Continued Improvement For Today's Mortgage Rates 3-15-2018

By James Brooks

The bond market is up 4/32 (2.80%), which with a little strength late yesterday should improve Raleigh area rates by .125 of a discount point.

Last week?s unemployment figures were posted at 8:30 AM ET this morning, revealing 226,000 new claims for benefits. This was a decline from the previous week?s revised 230,000 new filings, but pegged expectations. Because of the lack of variance from forecasts and the fact that this is only a weekly snapshot, mortgage rates have had no reaction to the news.

The week closes tomorrow with three pieces of economic data that have the potential to slightly influence mortgage pricing. February's Housing Starts data will start the day at 8:30 AM ET. This report tracks construction starts of new housing and doesn't usually cause much movement in mortgage rates. It is considered one of the least important reports we see each month but is expected to show a decline in new starts, indicating softness in the housing sector. Good news for the bond market and mortgage rates would be a sizable decline in new starts. However, unless we see a large variance from forecasts the data likely will not lead to a noticeable move in mortgage pricing.

Next up is February's Industrial Production report at 9:15 AM ET. This report measures manufacturing sector strength by tracking output at U.S. factories, mines and utilities. It is expected to show a 0.3% rise from January's level. A large decline would be considered favorable news for bonds and mortgage rates because it would indicate manufacturing sector weakness. Broader economic growth would be more difficult if manufacturing activity is slipping.
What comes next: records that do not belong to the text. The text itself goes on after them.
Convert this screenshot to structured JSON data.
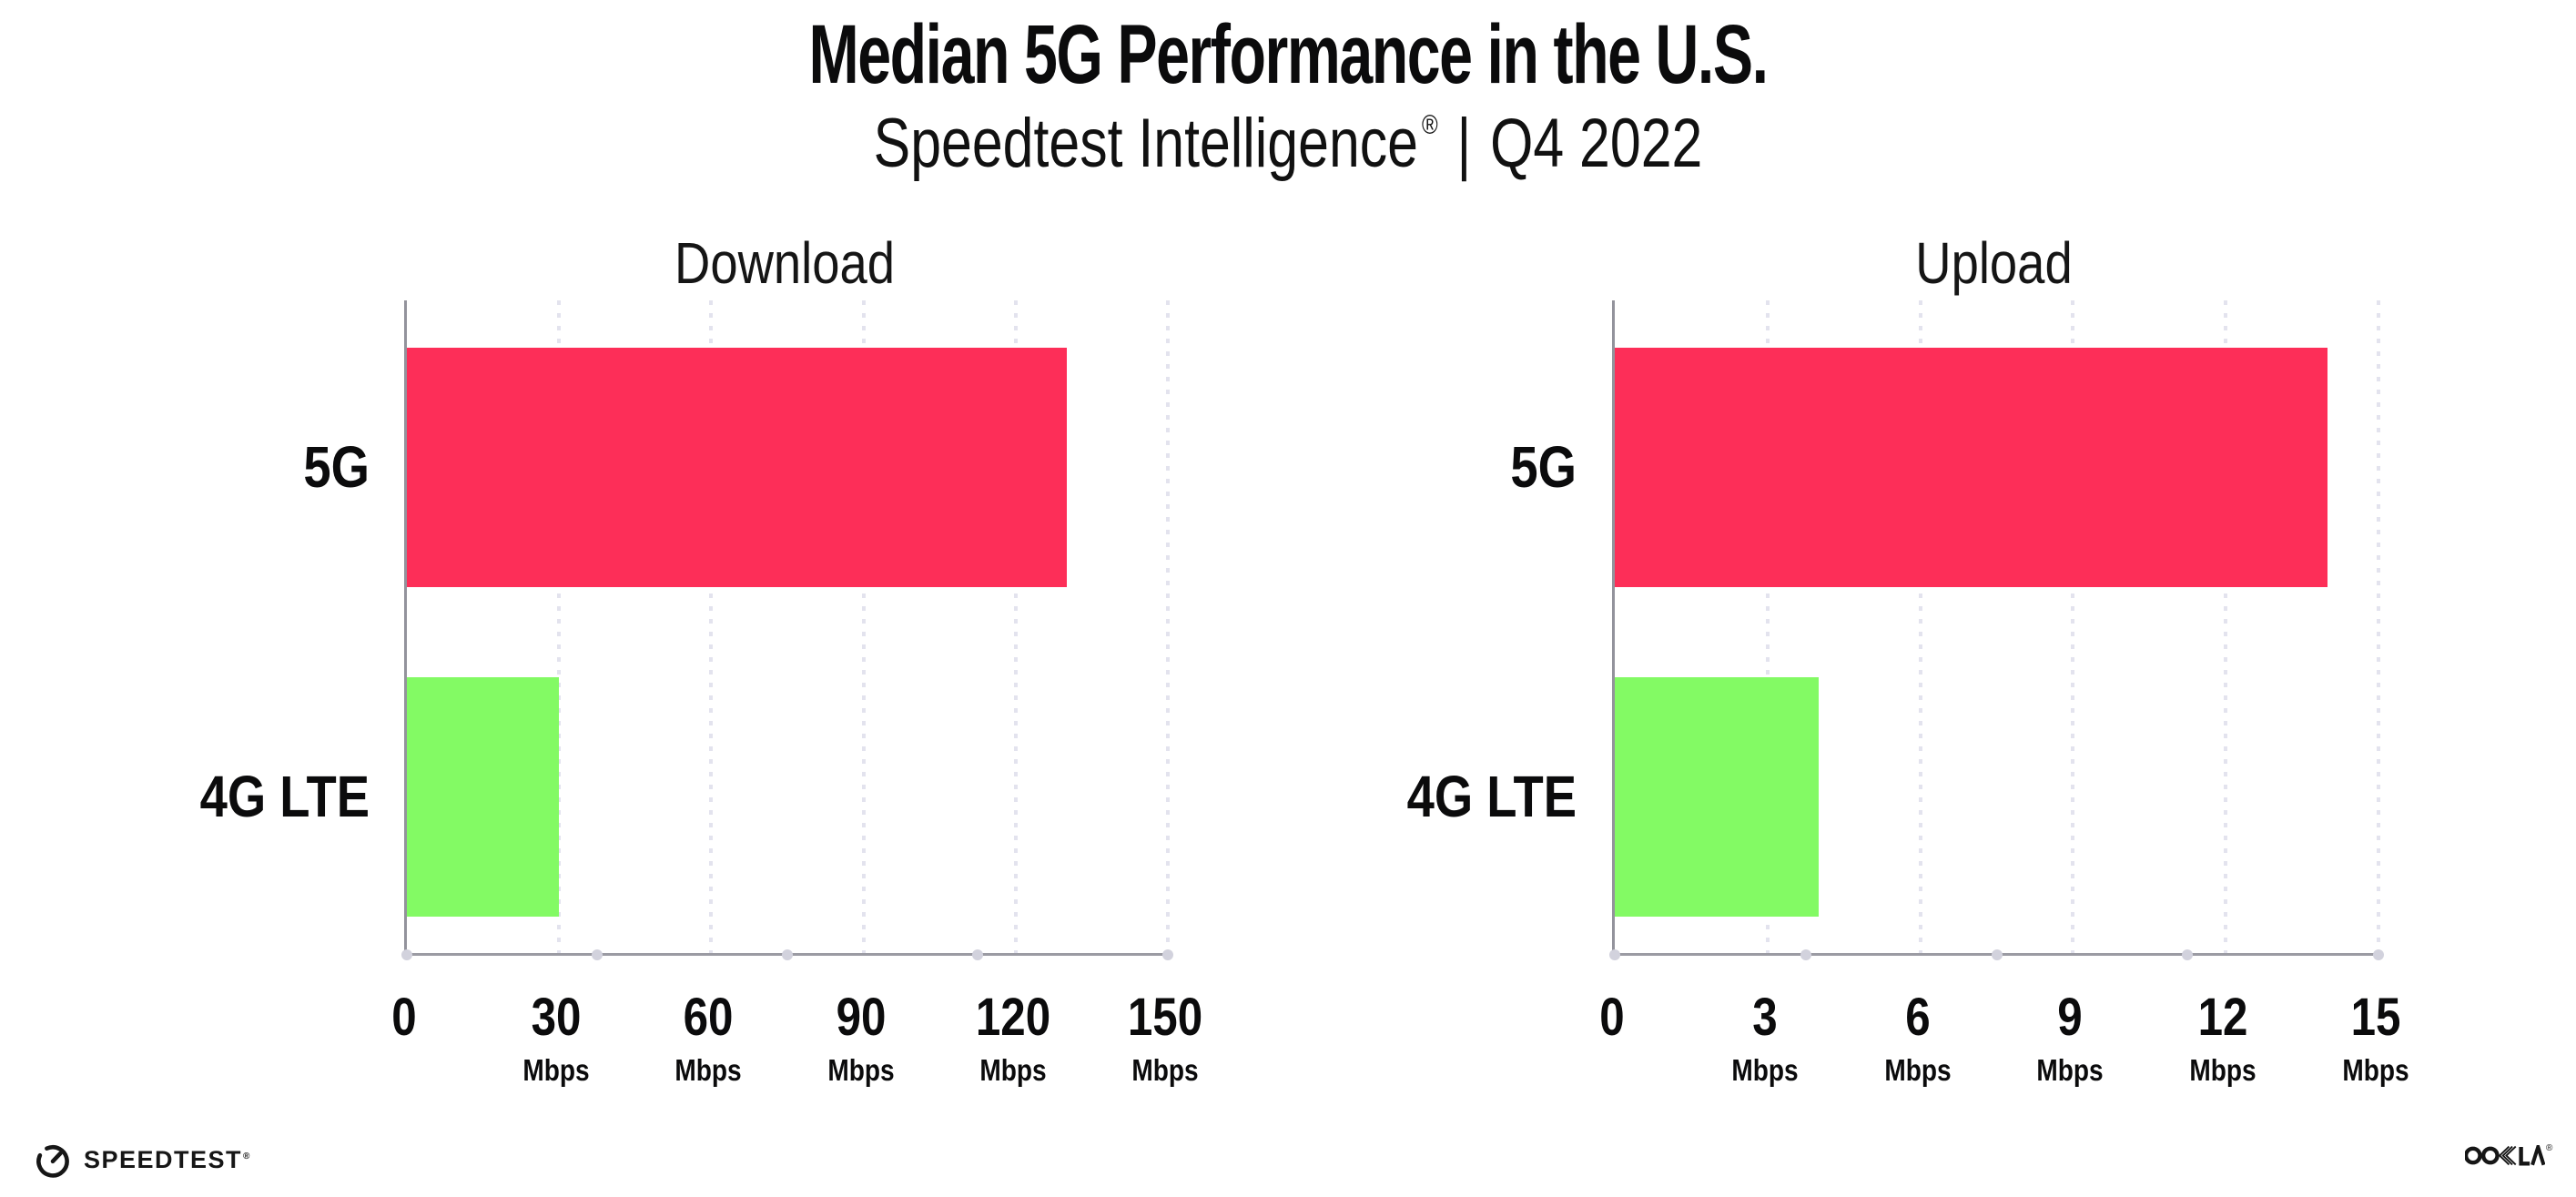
{
  "header": {
    "title": "Median 5G Performance in the U.S.",
    "subtitle_brand": "Speedtest Intelligence",
    "subtitle_reg": "®",
    "subtitle_sep": "|",
    "subtitle_period": "Q4 2022"
  },
  "chart_data": [
    {
      "type": "bar",
      "orientation": "horizontal",
      "title": "Download",
      "categories": [
        "5G",
        "4G LTE"
      ],
      "values": [
        130,
        30
      ],
      "unit_label": "Mbps",
      "xlim": [
        0,
        150
      ],
      "xticks": [
        0,
        30,
        60,
        90,
        120,
        150
      ],
      "bar_colors": [
        "#fd2e58",
        "#83fa64"
      ],
      "grid": "dotted-vertical",
      "legend": "none"
    },
    {
      "type": "bar",
      "orientation": "horizontal",
      "title": "Upload",
      "categories": [
        "5G",
        "4G LTE"
      ],
      "values": [
        14,
        4
      ],
      "unit_label": "Mbps",
      "xlim": [
        0,
        15
      ],
      "xticks": [
        0,
        3,
        6,
        9,
        12,
        15
      ],
      "bar_colors": [
        "#fd2e58",
        "#83fa64"
      ],
      "grid": "dotted-vertical",
      "legend": "none"
    }
  ],
  "footer": {
    "speedtest_label": "SPEEDTEST",
    "speedtest_reg": "®",
    "ookla_label": "OOKLA",
    "ookla_reg": "®",
    "icons": [
      "gauge-icon",
      "ookla-wordmark"
    ]
  },
  "colors": {
    "bar_5g": "#fd2e58",
    "bar_4g_lte": "#83fa64",
    "axis_line": "#9b9ba3",
    "gridline_dots": "#e3e3ee",
    "axis_quarter_dots": "#d2d2dd",
    "text": "#0b0b0c",
    "background": "#ffffff"
  }
}
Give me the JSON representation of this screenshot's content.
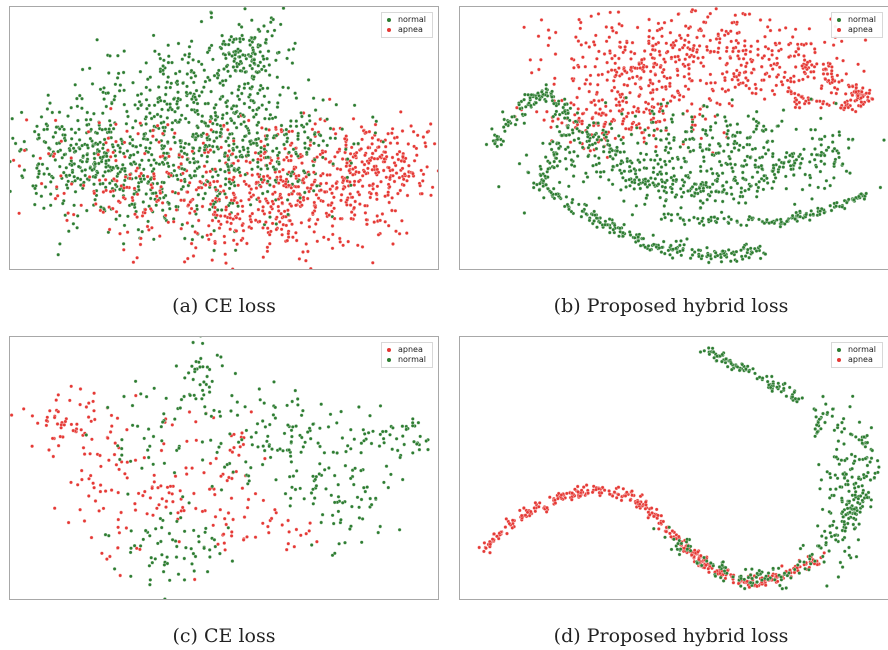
{
  "colors": {
    "normal": "#2e7d32",
    "apnea": "#e53935"
  },
  "chart_data": [
    {
      "type": "scatter",
      "caption": "(a) CE loss",
      "legend": [
        "normal",
        "apnea"
      ],
      "legend_placement": "top-right",
      "series": [
        {
          "name": "normal",
          "color": "#2e7d32"
        },
        {
          "name": "apnea",
          "color": "#e53935"
        }
      ],
      "grid": false
    },
    {
      "type": "scatter",
      "caption": "(b) Proposed hybrid loss",
      "legend": [
        "normal",
        "apnea"
      ],
      "legend_placement": "top-right",
      "series": [
        {
          "name": "normal",
          "color": "#2e7d32"
        },
        {
          "name": "apnea",
          "color": "#e53935"
        }
      ],
      "grid": false
    },
    {
      "type": "scatter",
      "caption": "(c) CE loss",
      "legend": [
        "apnea",
        "normal"
      ],
      "legend_placement": "top-right",
      "series": [
        {
          "name": "apnea",
          "color": "#e53935"
        },
        {
          "name": "normal",
          "color": "#2e7d32"
        }
      ],
      "grid": false
    },
    {
      "type": "scatter",
      "caption": "(d) Proposed hybrid loss",
      "legend": [
        "normal",
        "apnea"
      ],
      "legend_placement": "top-right",
      "series": [
        {
          "name": "normal",
          "color": "#2e7d32"
        },
        {
          "name": "apnea",
          "color": "#e53935"
        }
      ],
      "grid": false
    }
  ]
}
The final release of the week is the University of Michigan's Index of Consumer Sentiment for March at 10:00 AM ET. This index gives us a measurement of consumer willingness to spend. If consumers are more confident in their own financial and employment situations, then they are more apt to make large purchases in the near future. This helps fuel consumer spending levels and economic growth. A drop in confidence will probably hurt the stock markets and boost bond prices, leading to lower mortgage rates. Bad news for bonds and mortgage rates would be rapidly rising confidence. It is expected to show a reading of 90.0, down from February's final reading of 99.7.

If I were considering financing/refinancing a home, I would.... Lock if my closing was taking place within 7 days... Lock if my closing was taking place between 8 and 20 days... Float if my closing was taking place between 21 and 60 days... Float if my closing was taking place over 60 days from now.